Her bir çalışanın hikâyesi farklı ama dillerde aynı cümle: "Dome is Home" 

A+A-

Fehime ALASYA

Dome Hotel’de çalışmanın bir ayrıcalık olduğunu anlatan emektarlar, turizm sektöründe yapılacak bazı iyileştirmelerle bu işin cazip kılınabilineceğini işaret etti.
Yıllardır turizm sektöründe ter akıtan Dome Hotel çalışanları, özelde kendi hikayelerini anlatarak, genelde ‘yerli istihdamın’ önemine dikkat çekti.  
‘Sendikalı işçi’ olmanın önemine değinen çalışanlar, emeğinin karşılığını aldığına inanarak şevkle çalışıyor.
İşini 8 yıldır severek yapan genç elemanlardan Firuz Doğgün’den, 40 yılı aşkındır Dome Hotel’de çalışan ve emekli olduğu halde iş yaşamından kopamayan Tansev Erekoğlu’nun anılarına dek pek çok hatıra bu röportajlarda…
16 senedir otelde şef garsonluk yapan ve emekliliğin üzerinden 10 yıl geçmesine rağmen hala daha çalışan Ali Karahasan, “Kendimi bir zincirin parçası olarak görüyorken her alanda severek çalışıyorum” diyen 20 yıllık bar şefi Özgür Tuna,  1992 yılında staja başladığı bu yerde şu an satın alma direktörü olarak görev yapan Timuçin Karacamert ve  “Sektörde çalışacak yerli vatandaş bulamıyoruz deniliyor ama biz buluyoruz. Çünkü sendikalı çalışıyoruz” diyen Hakan Babacan…
Her birinin hikâyesi farklı ama dillerinde aynı cümle: "Dome is Home" 

dome.jpg

 

Ali Karahasan:
“Müdürüm bana çok gülmüştü, tamamen iyi niyetimden doğan bir yanlış anlaşılmaydı”

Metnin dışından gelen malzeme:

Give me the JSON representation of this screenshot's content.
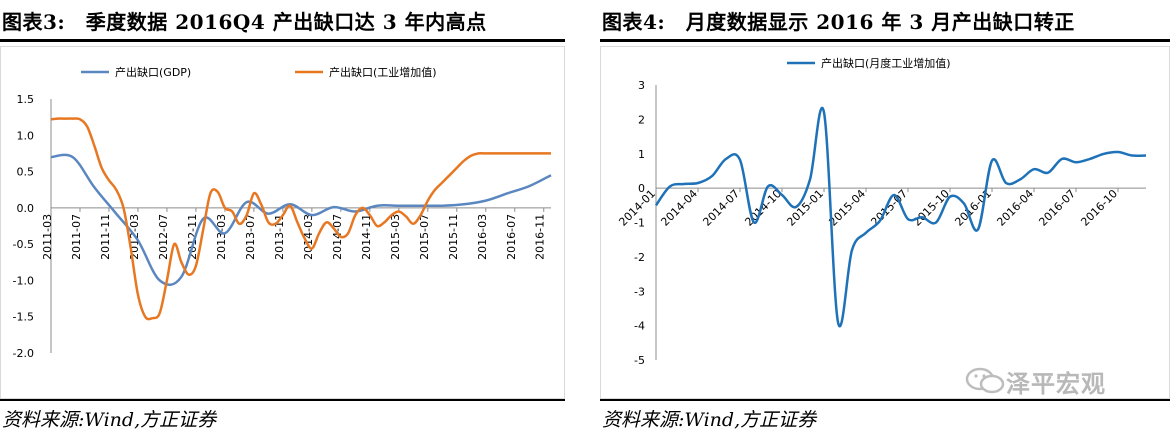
{
  "left_panel": {
    "title": "图表3:　季度数据 2016Q4 产出缺口达 3 年内高点",
    "source": "资料来源:Wind,方正证券"
  },
  "right_panel": {
    "title": "图表4:　月度数据显示 2016 年 3 月产出缺口转正",
    "source": "资料来源:Wind,方正证券"
  },
  "watermark": {
    "text": "泽平宏观",
    "icon": "wechat-icon"
  },
  "chart_data": [
    {
      "type": "line",
      "title": "",
      "xlabel": "",
      "ylabel": "",
      "ylim": [
        -2.0,
        1.5
      ],
      "yticks": [
        "1.5",
        "1.0",
        "0.5",
        "0.0",
        "-0.5",
        "-1.0",
        "-1.5",
        "-2.0"
      ],
      "ytick_values": [
        1.5,
        1.0,
        0.5,
        0.0,
        -0.5,
        -1.0,
        -1.5,
        -2.0
      ],
      "categories": [
        "2011-03",
        "2011-07",
        "2011-11",
        "2012-03",
        "2012-07",
        "2012-11",
        "2013-03",
        "2013-07",
        "2013-11",
        "2014-03",
        "2014-07",
        "2014-11",
        "2015-03",
        "2015-07",
        "2015-11",
        "2016-03",
        "2016-07",
        "2016-11"
      ],
      "x_start": 0,
      "x_end": 69,
      "series": [
        {
          "name": "产出缺口(GDP)",
          "color": "#5b87c0",
          "x": [
            0,
            3,
            6,
            9,
            12,
            15,
            18,
            21,
            24,
            27,
            30,
            33,
            36,
            39,
            42,
            45,
            48,
            51,
            54,
            57,
            60,
            63,
            66,
            69
          ],
          "values": [
            0.7,
            0.7,
            0.28,
            -0.08,
            -0.45,
            -1.0,
            -0.95,
            -0.15,
            -0.35,
            0.08,
            -0.08,
            0.05,
            -0.1,
            0.01,
            -0.05,
            0.03,
            0.03,
            0.03,
            0.03,
            0.05,
            0.1,
            0.2,
            0.3,
            0.45
          ]
        },
        {
          "name": "产出缺口(工业增加值)",
          "color": "#e87722",
          "x": [
            0,
            1,
            2,
            3,
            4,
            5,
            6,
            7,
            8,
            9,
            10,
            11,
            12,
            13,
            14,
            15,
            16,
            17,
            18,
            19,
            20,
            21,
            22,
            23,
            24,
            25,
            26,
            27,
            28,
            29,
            30,
            31,
            32,
            33,
            34,
            35,
            36,
            37,
            38,
            39,
            40,
            41,
            42,
            43,
            44,
            45,
            46,
            47,
            48,
            49,
            50,
            51,
            52,
            53,
            54,
            55,
            56,
            57,
            58,
            59,
            60,
            61,
            62,
            63,
            64,
            65,
            66,
            67,
            68,
            69
          ],
          "values": [
            1.22,
            1.23,
            1.23,
            1.23,
            1.22,
            1.12,
            0.85,
            0.55,
            0.38,
            0.25,
            0.0,
            -0.55,
            -1.2,
            -1.5,
            -1.52,
            -1.45,
            -1.0,
            -0.5,
            -0.75,
            -0.92,
            -0.8,
            -0.3,
            0.2,
            0.22,
            0.0,
            -0.05,
            -0.22,
            -0.1,
            0.2,
            0.05,
            -0.2,
            -0.22,
            -0.1,
            0.03,
            -0.2,
            -0.42,
            -0.56,
            -0.35,
            -0.2,
            -0.28,
            -0.4,
            -0.35,
            -0.1,
            0.0,
            -0.1,
            -0.25,
            -0.2,
            -0.1,
            -0.05,
            -0.12,
            -0.22,
            -0.1,
            0.1,
            0.25,
            0.35,
            0.45,
            0.55,
            0.65,
            0.72,
            0.75,
            0.75,
            0.75,
            0.75,
            0.75,
            0.75,
            0.75,
            0.75,
            0.75,
            0.75,
            0.75
          ]
        }
      ],
      "legend": "top"
    },
    {
      "type": "line",
      "title": "",
      "xlabel": "",
      "ylabel": "",
      "ylim": [
        -5,
        3
      ],
      "yticks": [
        "3",
        "2",
        "1",
        "0",
        "-1",
        "-2",
        "-3",
        "-4",
        "-5"
      ],
      "ytick_values": [
        3,
        2,
        1,
        0,
        -1,
        -2,
        -3,
        -4,
        -5
      ],
      "categories": [
        "2014-01",
        "2014-04",
        "2014-07",
        "2014-10",
        "2015-01",
        "2015-04",
        "2015-07",
        "2015-10",
        "2016-01",
        "2016-04",
        "2016-07",
        "2016-10"
      ],
      "x_start": 0,
      "x_end": 35,
      "series": [
        {
          "name": "产出缺口(月度工业增加值)",
          "color": "#1f72b8",
          "x": [
            0,
            1,
            2,
            3,
            4,
            5,
            6,
            7,
            8,
            9,
            10,
            11,
            12,
            13,
            14,
            15,
            16,
            17,
            18,
            19,
            20,
            21,
            22,
            23,
            24,
            25,
            26,
            27,
            28,
            29,
            30,
            31,
            32,
            33,
            34,
            35
          ],
          "values": [
            -0.5,
            0.05,
            0.12,
            0.15,
            0.35,
            0.85,
            0.82,
            -1.0,
            0.05,
            -0.2,
            -0.55,
            0.25,
            2.2,
            -3.9,
            -1.8,
            -1.3,
            -0.95,
            -0.2,
            -0.9,
            -0.85,
            -1.0,
            -0.25,
            -0.45,
            -1.2,
            0.8,
            0.15,
            0.25,
            0.55,
            0.45,
            0.85,
            0.75,
            0.85,
            1.0,
            1.05,
            0.95,
            0.95
          ]
        }
      ],
      "legend": "top"
    }
  ]
}
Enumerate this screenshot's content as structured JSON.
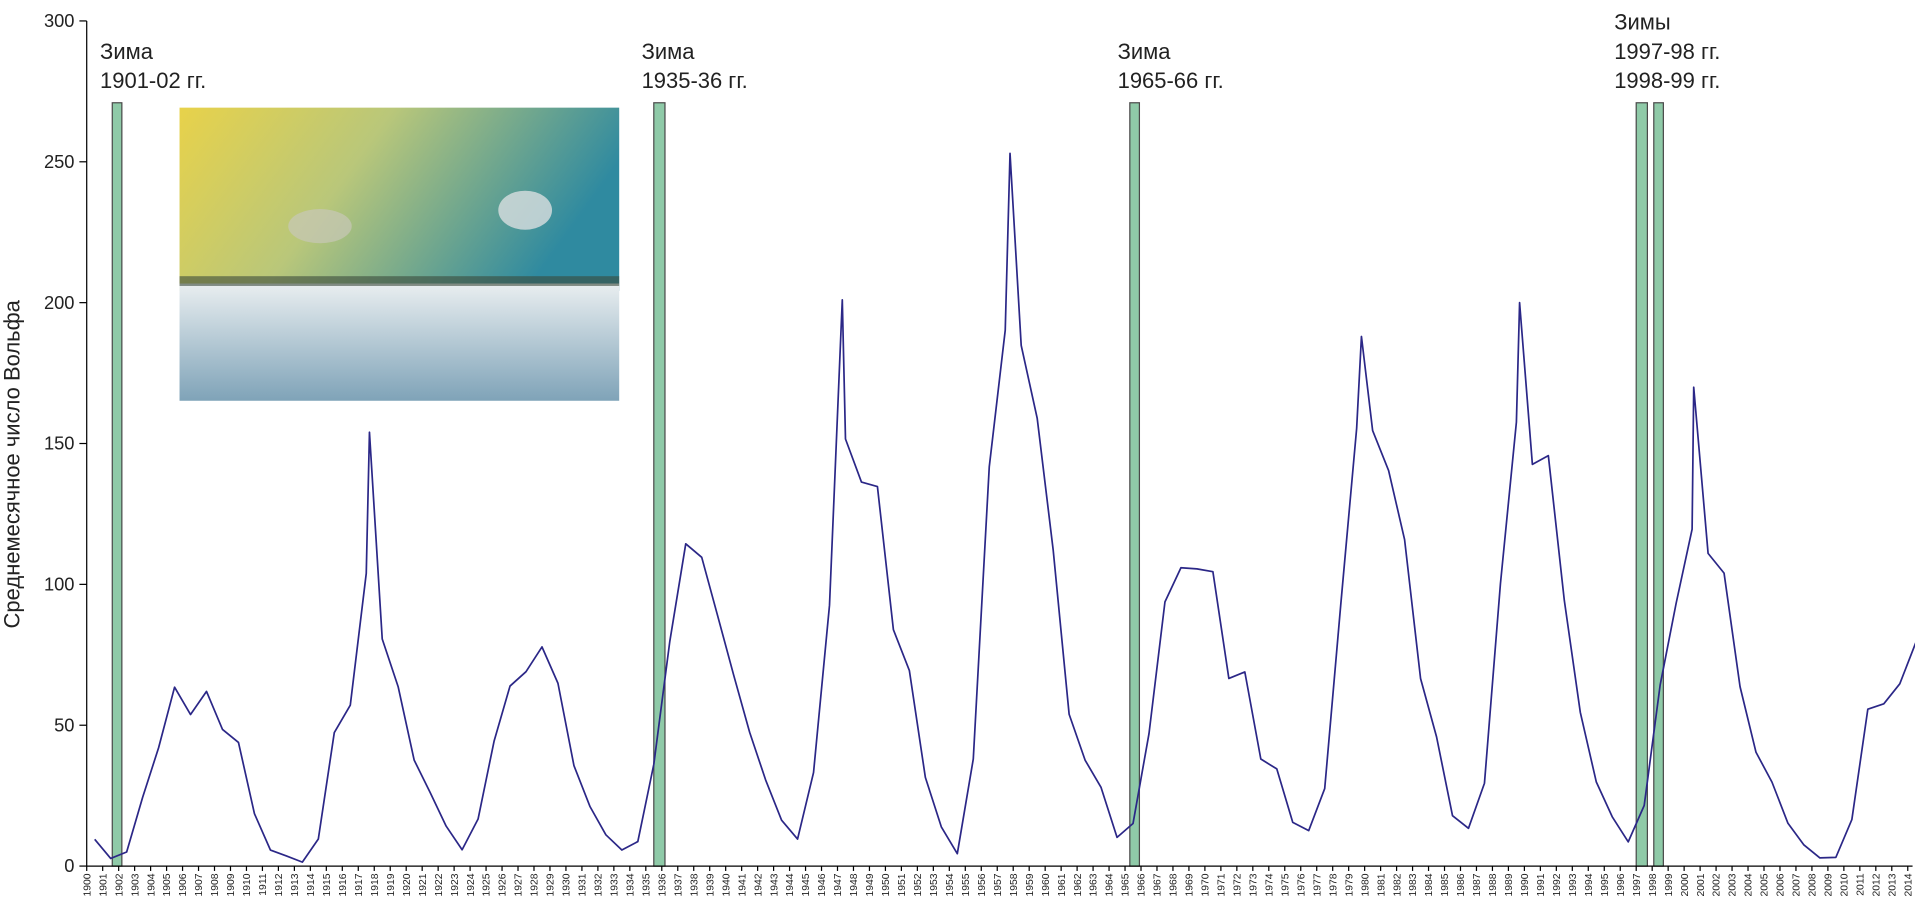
{
  "chart_data": {
    "type": "line",
    "ylabel": "Среднемесячное число Вольфа",
    "x": [
      1900.5,
      1901.5,
      1902.5,
      1903.5,
      1904.5,
      1905.5,
      1906.5,
      1907.5,
      1908.5,
      1909.5,
      1910.5,
      1911.5,
      1912.5,
      1913.5,
      1914.5,
      1915.5,
      1916.5,
      1917.5,
      1917.7,
      1918.5,
      1919.5,
      1920.5,
      1921.5,
      1922.5,
      1923.5,
      1924.5,
      1925.5,
      1926.5,
      1927.5,
      1928.5,
      1929.5,
      1930.5,
      1931.5,
      1932.5,
      1933.5,
      1934.5,
      1935.5,
      1936.5,
      1937.5,
      1938.5,
      1939.5,
      1940.5,
      1941.5,
      1942.5,
      1943.5,
      1944.5,
      1945.5,
      1946.5,
      1947.3,
      1947.5,
      1948.5,
      1949.5,
      1950.5,
      1951.5,
      1952.5,
      1953.5,
      1954.5,
      1955.5,
      1956.5,
      1957.5,
      1957.8,
      1958.5,
      1959.5,
      1960.5,
      1961.5,
      1962.5,
      1963.5,
      1964.5,
      1965.5,
      1966.5,
      1967.5,
      1968.5,
      1969.5,
      1970.5,
      1971.5,
      1972.5,
      1973.5,
      1974.5,
      1975.5,
      1976.5,
      1977.5,
      1978.5,
      1979.5,
      1979.8,
      1980.5,
      1981.5,
      1982.5,
      1983.5,
      1984.5,
      1985.5,
      1986.5,
      1987.5,
      1988.5,
      1989.5,
      1989.7,
      1990.5,
      1991.5,
      1992.5,
      1993.5,
      1994.5,
      1995.5,
      1996.5,
      1997.5,
      1998.5,
      1999.5,
      2000.5,
      2000.6,
      2001.5,
      2002.5,
      2003.5,
      2004.5,
      2005.5,
      2006.5,
      2007.5,
      2008.5,
      2009.5,
      2010.5,
      2011.5,
      2012.5,
      2013.5,
      2014.5
    ],
    "values": [
      9.5,
      2.7,
      5.0,
      24.4,
      42.0,
      63.5,
      53.8,
      62.0,
      48.5,
      43.9,
      18.6,
      5.7,
      3.6,
      1.4,
      9.6,
      47.4,
      57.1,
      103.9,
      154,
      80.6,
      63.6,
      37.6,
      26.1,
      14.2,
      5.8,
      16.7,
      44.3,
      63.9,
      69.0,
      77.8,
      64.9,
      35.7,
      21.2,
      11.1,
      5.7,
      8.7,
      36.1,
      79.7,
      114.4,
      109.6,
      88.8,
      67.8,
      47.5,
      30.6,
      16.3,
      9.6,
      33.2,
      92.6,
      201,
      151.6,
      136.3,
      134.7,
      83.9,
      69.4,
      31.5,
      13.9,
      4.4,
      38.0,
      141.7,
      190.2,
      253,
      184.8,
      159.0,
      112.3,
      53.9,
      37.6,
      27.9,
      10.2,
      15.1,
      47.0,
      93.8,
      105.9,
      105.5,
      104.5,
      66.6,
      68.9,
      38.0,
      34.5,
      15.5,
      12.6,
      27.5,
      92.5,
      155.4,
      188,
      154.6,
      140.4,
      115.9,
      66.6,
      45.9,
      17.9,
      13.4,
      29.4,
      100.2,
      157.6,
      200,
      142.6,
      145.7,
      94.3,
      54.6,
      29.9,
      17.5,
      8.6,
      21.5,
      64.3,
      93.3,
      119.6,
      170,
      111.0,
      104.0,
      63.7,
      40.4,
      29.8,
      15.2,
      7.5,
      2.9,
      3.1,
      16.5,
      55.7,
      57.6,
      64.7,
      79.3
    ],
    "color": "#2b2787",
    "xlim": [
      1900,
      2014.3
    ],
    "xticks": [
      1900,
      1901,
      1902,
      1903,
      1904,
      1905,
      1906,
      1907,
      1908,
      1909,
      1910,
      1911,
      1912,
      1913,
      1914,
      1915,
      1916,
      1917,
      1918,
      1919,
      1920,
      1921,
      1922,
      1923,
      1924,
      1925,
      1926,
      1927,
      1928,
      1929,
      1930,
      1931,
      1932,
      1933,
      1934,
      1935,
      1936,
      1937,
      1938,
      1939,
      1940,
      1941,
      1942,
      1943,
      1944,
      1945,
      1946,
      1947,
      1948,
      1949,
      1950,
      1951,
      1952,
      1953,
      1954,
      1955,
      1956,
      1957,
      1958,
      1959,
      1960,
      1961,
      1962,
      1963,
      1964,
      1965,
      1966,
      1967,
      1968,
      1969,
      1970,
      1971,
      1972,
      1973,
      1974,
      1975,
      1976,
      1977,
      1978,
      1979,
      1980,
      1981,
      1982,
      1983,
      1984,
      1985,
      1986,
      1987,
      1988,
      1989,
      1990,
      1991,
      1992,
      1993,
      1994,
      1995,
      1996,
      1997,
      1998,
      1999,
      2000,
      2001,
      2002,
      2003,
      2004,
      2005,
      2006,
      2007,
      2008,
      2009,
      2010,
      2011,
      2012,
      2013,
      2014
    ],
    "ylim": [
      0,
      300
    ],
    "yticks": [
      0,
      50,
      100,
      150,
      200,
      250,
      300
    ],
    "highlight_color": "#8fcaa8",
    "highlights": [
      {
        "lines": [
          "Зима",
          "1901-02 гг."
        ],
        "spans": [
          [
            1901.6,
            1902.2
          ]
        ]
      },
      {
        "lines": [
          "Зима",
          "1935-36 гг."
        ],
        "spans": [
          [
            1935.5,
            1936.2
          ]
        ]
      },
      {
        "lines": [
          "Зима",
          "1965-66 гг."
        ],
        "spans": [
          [
            1965.3,
            1965.9
          ]
        ]
      },
      {
        "lines": [
          "Зимы",
          "1997-98 гг.",
          "1998-99 гг."
        ],
        "spans": [
          [
            1997.0,
            1997.7
          ],
          [
            1998.1,
            1998.7
          ]
        ]
      }
    ]
  }
}
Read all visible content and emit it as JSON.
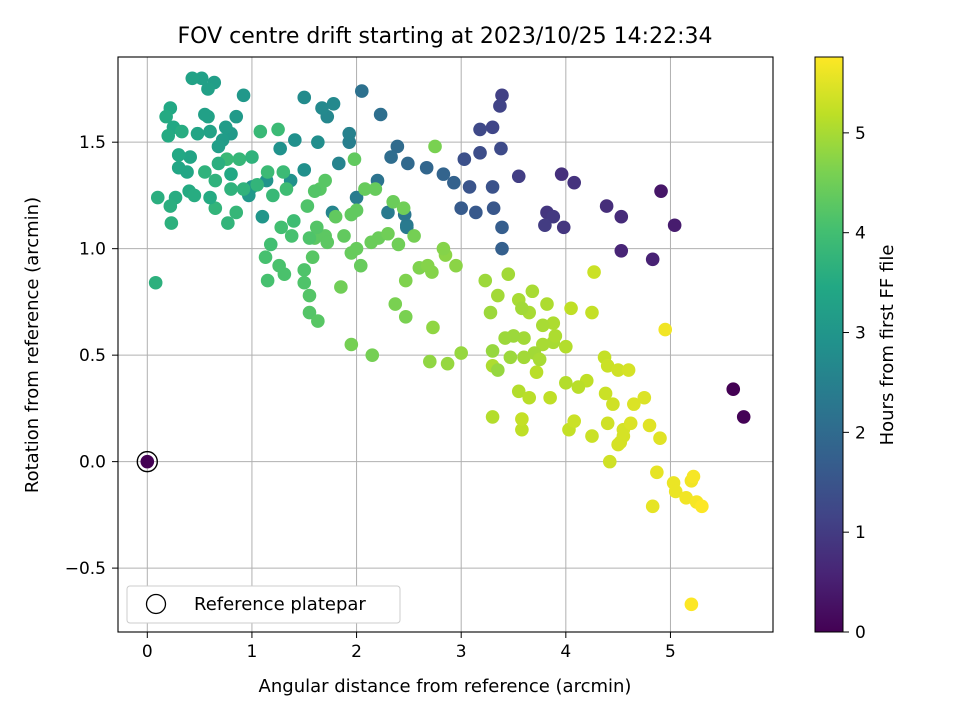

“18 yaşlarında burada çalışan bir arkadaşımın sayesinde yolum Dome Hotel ile kesişti. 1980 yılından beridir aralıksız bu sektörde ter döküyorum, 16 senedir burada şef garsonum. 10 yıldır emekli oldum ve hale daha çalışıyorum. Hemen hemen tüm bölümlerde görev aldım. Restoran, bar, teknik, servis, boya, duvar kâğıdı çekme, halı taşıma, burası evim gibiydi, hiçbir zaman farklı alanda çalışmaktan gocunmadım. Hiçbir gün sekizden sonra işe başlamadım... 
Çocuklarım da turizm sektöründe görev yapıyor. Mahallemdeki gençlere de gönül rahatlığıyla bu sektörü öneriyorum, bu meslek sürdürülebilir zevkli bir meslektir, insanlarımız buna teşvik edilmeli, sadece garsonluktan ibaret değil bu meslek… Biraz özveri şart o kadar.
Hiç unutamayacağım bir anı; Açık büfe yoktu, tabak servisti, servis esansında dana etinden soslu yemeği bir hanımın eteğine döktüm, canınız sağ olsun dedi ama mahcup olmuştum. Gidip bir bez ıslattım, geri döndüm ve kadının eteğini silmeye başladım, bir elimi eteğin altına sokmuş, diğeriyle de eteği siliyordum, hiç art niyet düşüncem olmadan… Kocası gördü, öfkelendi bana kızdı. Bunu müdürüme anlatırken bana çok gülmüştü, tamamen iyi niyetimden doğan bir yanlış anlaşılmaydı.  Bu anımı hiç unutamıyorum. İyi niyetle yapılan bir hareketti ama ters tepti..." 

Özgür Tuna:  
“Kendimi bir zincirin parçası olarak görüyorken her alanda severek çalışıyorum”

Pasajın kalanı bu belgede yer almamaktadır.